I just wanted to share that experience so that if you ever get in a bind and have to take one of these, know they aren’t always accurate.  I pride myself on being honest.  Over the years I’ve even learned to become even more honest.  What do I mean by that?  Well, for example, several years ago if you asked me how I was doing, I would probably just respond with a “Doing great!”.  Actually though, I could be doing miserable at that period of time.  I used to sugar-coat things.  Now, I’ll be completely honest with anyone about anything.  There are sometimes when I’m not as open with people (like some family or acquaintances that I know really don’t want to hear things) but typically nowadays I’ll say and talk about anything with exact, precise details of what I really want to say.  I’m an open book.  So, it’s never been about being dishonest with me, yet, I did make things sometimes sound better than they are or stuff like that without really saying what’s happening.

Well, I’ve changed now.  I think it makes a person much more happier when they can just be themselves, talk about anything and just not worry so much about what they’re saying.  Just like I have sometimes kind of some-what risque, off-the-wall humor that I often don’t share because I’m worried about what others might think (I have some greeting cards out there).  Well, if you talk to me, I’ll honestly tell you that I’m proud of it and think it’s funny material.  Share it with everyone?  Nah.  I think it’s good to keep a few things under wraps for the purpose of many wouldn’t appreciate the stuff.  And it doesn’t make me a bad person, I just don’t see it necessary.  That’s what I always wonder with actors.  When they do things on film, like curse or are in a sex scene, they have to be thinking that everyone is going to see this.  But, I guess they’re open and that probably helps them be happier.  I guess.

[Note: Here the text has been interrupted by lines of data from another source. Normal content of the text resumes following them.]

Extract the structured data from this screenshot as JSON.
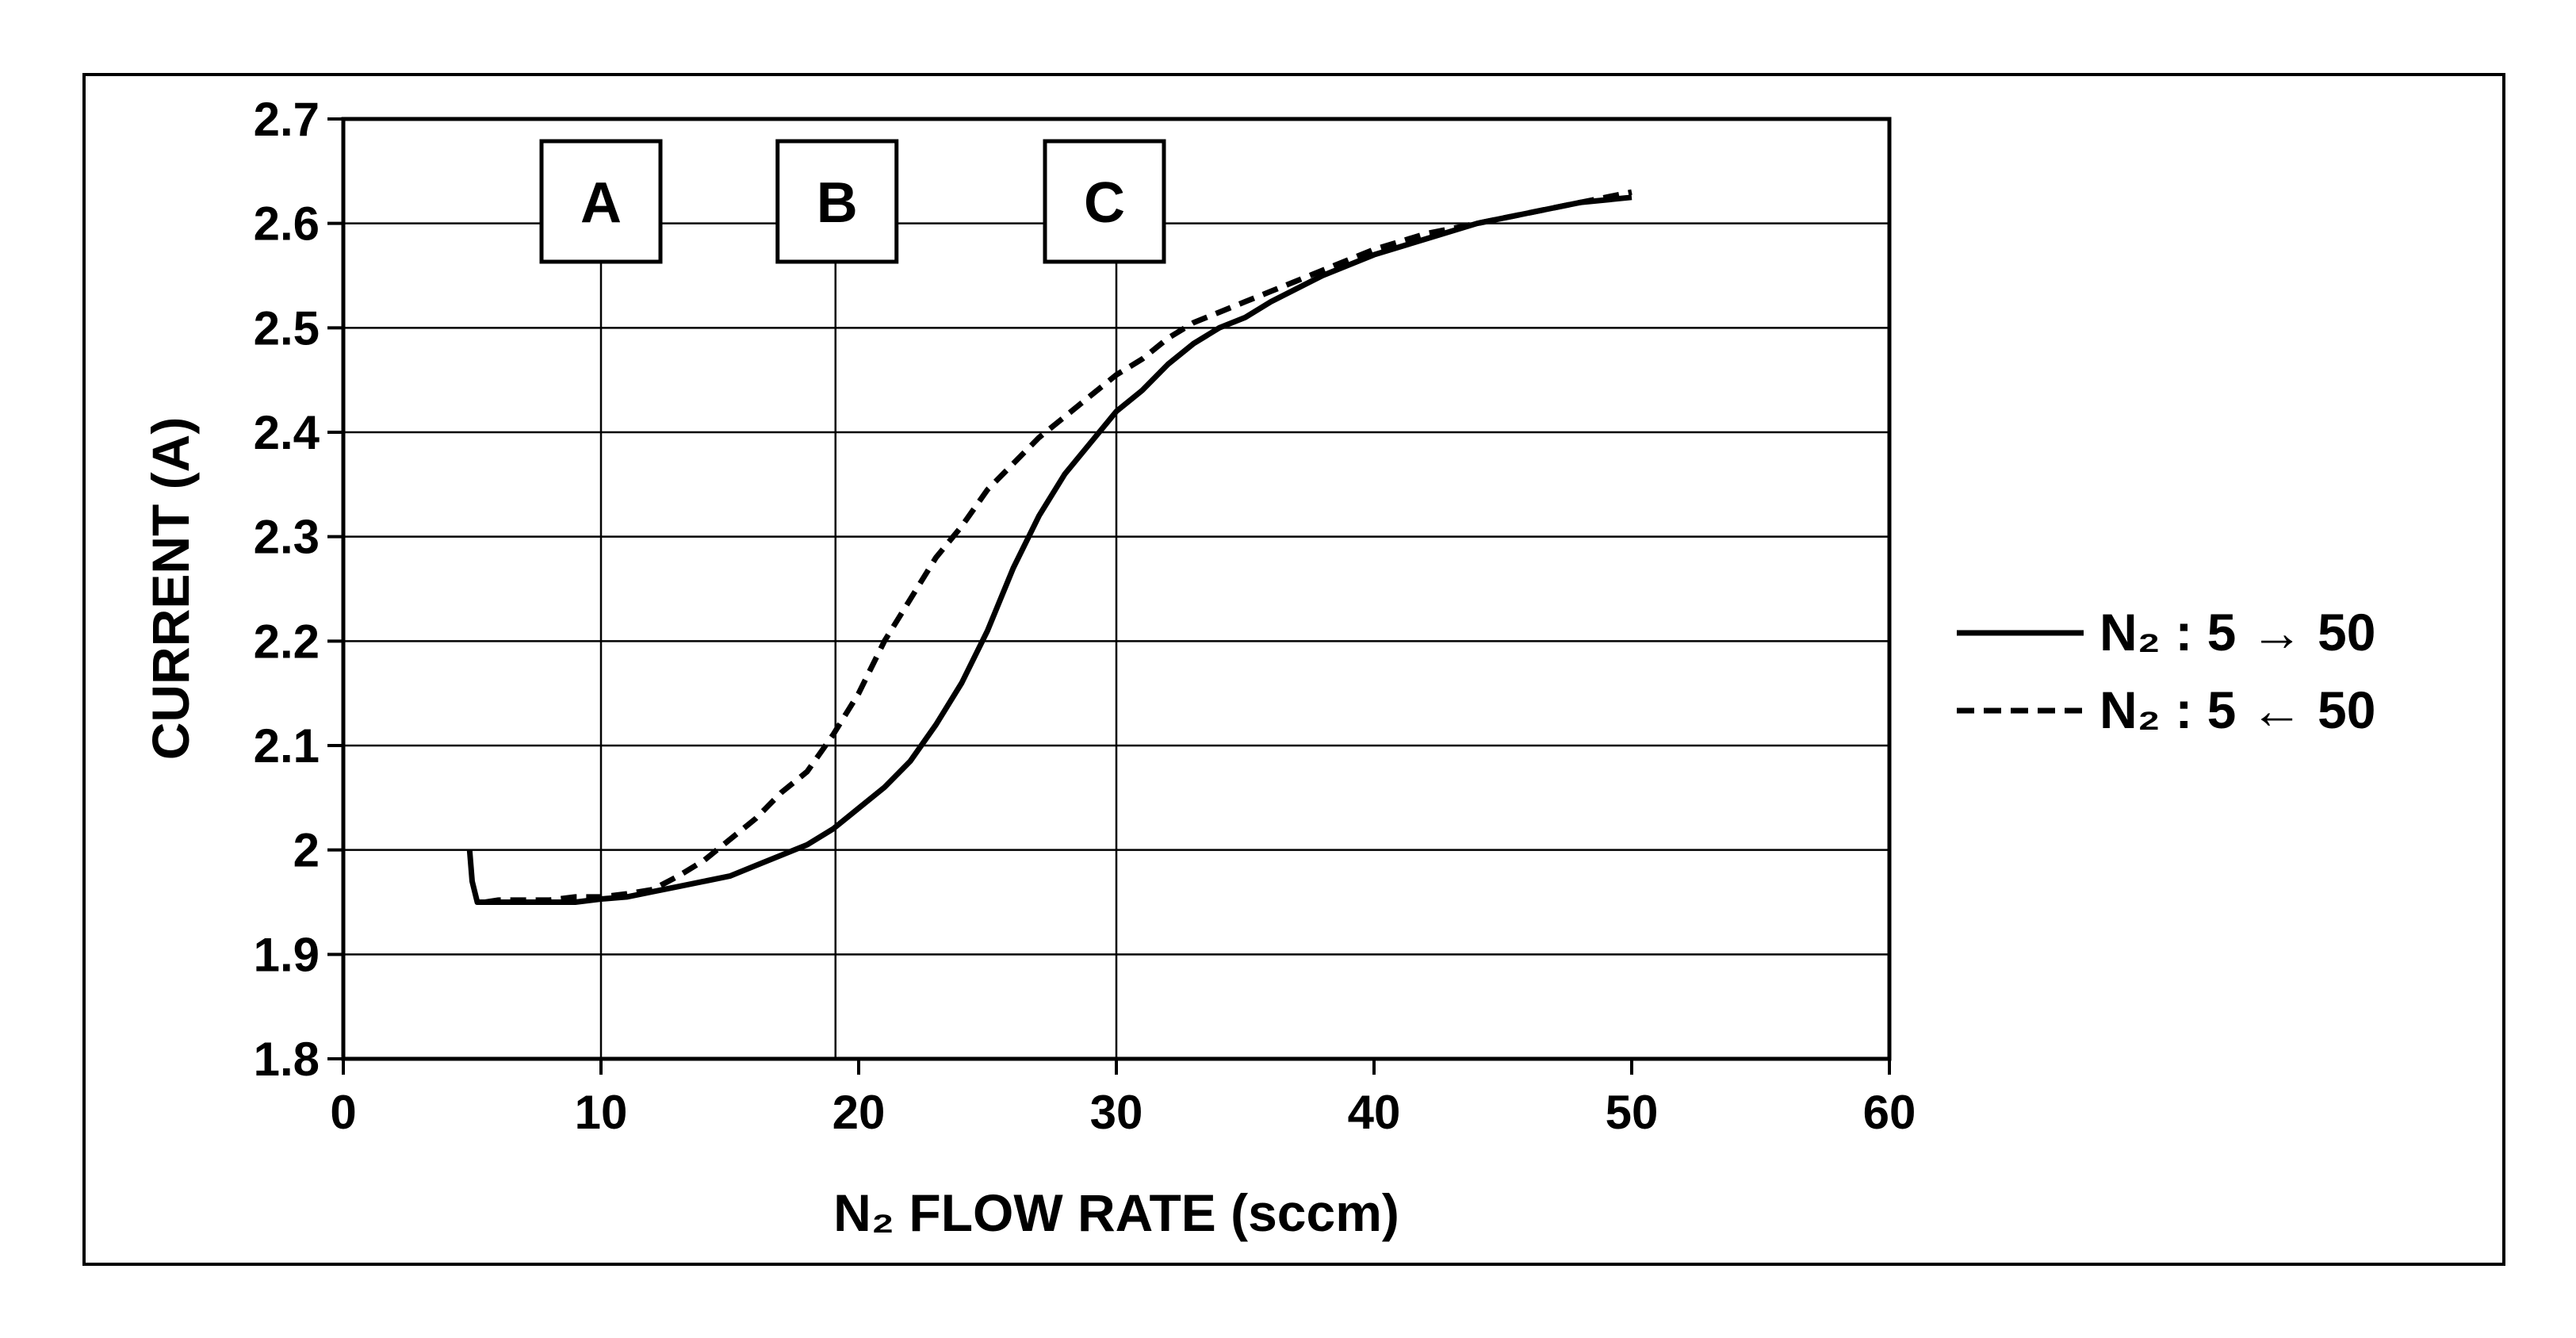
{
  "chart_data": {
    "type": "line",
    "xlabel": "N₂ FLOW RATE (sccm)",
    "ylabel": "CURRENT (A)",
    "xlim": [
      0,
      60
    ],
    "ylim": [
      1.8,
      2.7
    ],
    "xticks": [
      "0",
      "10",
      "20",
      "30",
      "40",
      "50",
      "60"
    ],
    "yticks": [
      "1.8",
      "1.9",
      "2",
      "2.1",
      "2.2",
      "2.3",
      "2.4",
      "2.5",
      "2.6",
      "2.7"
    ],
    "grid": "horizontal",
    "legend_position": "right",
    "markers": [
      {
        "label": "A",
        "x": 10
      },
      {
        "label": "B",
        "x": 19.1
      },
      {
        "label": "C",
        "x": 30
      }
    ],
    "series": [
      {
        "name": "N₂ : 5 → 50",
        "style": "solid",
        "color": "#000000",
        "x": [
          4.9,
          5.0,
          5.2,
          6,
          7,
          8,
          9,
          10,
          11,
          12,
          13,
          14,
          15,
          16,
          17,
          18,
          19,
          20,
          21,
          22,
          23,
          24,
          25,
          26,
          27,
          28,
          29,
          30,
          31,
          32,
          33,
          34,
          35,
          36,
          38,
          40,
          42,
          44,
          46,
          48,
          50
        ],
        "y": [
          2.0,
          1.97,
          1.95,
          1.95,
          1.95,
          1.95,
          1.95,
          1.953,
          1.955,
          1.96,
          1.965,
          1.97,
          1.975,
          1.985,
          1.995,
          2.005,
          2.02,
          2.04,
          2.06,
          2.085,
          2.12,
          2.16,
          2.21,
          2.27,
          2.32,
          2.36,
          2.39,
          2.42,
          2.44,
          2.465,
          2.485,
          2.5,
          2.51,
          2.525,
          2.55,
          2.57,
          2.585,
          2.6,
          2.61,
          2.62,
          2.625
        ]
      },
      {
        "name": "N₂ : 5 ← 50",
        "style": "dashed",
        "color": "#000000",
        "x": [
          5.5,
          6,
          7,
          8,
          9,
          10,
          11,
          12,
          13,
          14,
          15,
          16,
          17,
          18,
          19,
          20,
          21,
          22,
          23,
          24,
          25,
          26,
          27,
          28,
          29,
          30,
          31,
          32,
          33,
          34,
          35,
          36,
          38,
          40,
          42,
          44,
          46,
          48,
          50
        ],
        "y": [
          1.95,
          1.952,
          1.952,
          1.952,
          1.955,
          1.955,
          1.958,
          1.962,
          1.975,
          1.99,
          2.01,
          2.03,
          2.055,
          2.075,
          2.11,
          2.15,
          2.2,
          2.24,
          2.28,
          2.31,
          2.345,
          2.37,
          2.395,
          2.415,
          2.435,
          2.455,
          2.47,
          2.49,
          2.505,
          2.515,
          2.525,
          2.535,
          2.555,
          2.575,
          2.59,
          2.6,
          2.61,
          2.62,
          2.63
        ]
      }
    ]
  }
}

Anyhow, I’m heading off topic…

I think we’re all mostly honest, and it’s funny how the one machine that’s supposed to be truthful isn’t.  I’m certain it has a track record of being accurate quite often.  There’s probably some big, numerical stat I’m leaving out of this post that I should know about.  But I’m just scared of – even if it’s 1 % – its inaccuracy in my case.  What if I would’ve ended up in prison for that robbery?  Of course in court that would come out that I flunked a lie detector.  And I’m sure it would’ve sent me away.  Yikes!  I hate thinking about that and how many people did get into jail because of these stupid devices.

At any rate, my managing Pizza Hut years are behind me and I don’t have to worry about managing employees because I’m the only one.  And for test in general, I guess I’m just bad at them.  I was bad at test in high school, college and then come to find out, lie detectors.  What it boils down to is I should probably just avoid test.  Period.

Scary enough for you?  I won’t tell you some of the way the pizzas were made, because that would add a whole new level of scariness to this story.  But, I’ll leave it as is.  Just don’t break into places.  And if you do a lie detector test, tell them about me.  If they think you’re lying, send them here to Nates Ramblings.  I appreciate new readers anyhow.

Above:  It’s probably being honest.


4 Responses to “Honestly, another blog?!”

  1. gardenfreshtomatoes June 15, 2012 at 4:34 am #

    And THAT’S why they’re considered inadmissable as evidence in court…but the police use them to focus anyway. Rough experience, I’m sure…
    Glad to see you posting more often.

    • w101njf June 15, 2012 at 4:40 am #

      See, I didn’t even know that they can’t use them in courts. Well, that’s good! Why bother with them then? I don’t know. I just see even on shows and things that if someone refuses a lie detector, they’re presumed guilty. To this day I would totally refuse one. Not happening, because they don’t work.

      And thank you. I plan on ‘trying’ to post more often. I love writing – just the whole time thing gets in my way sometimes.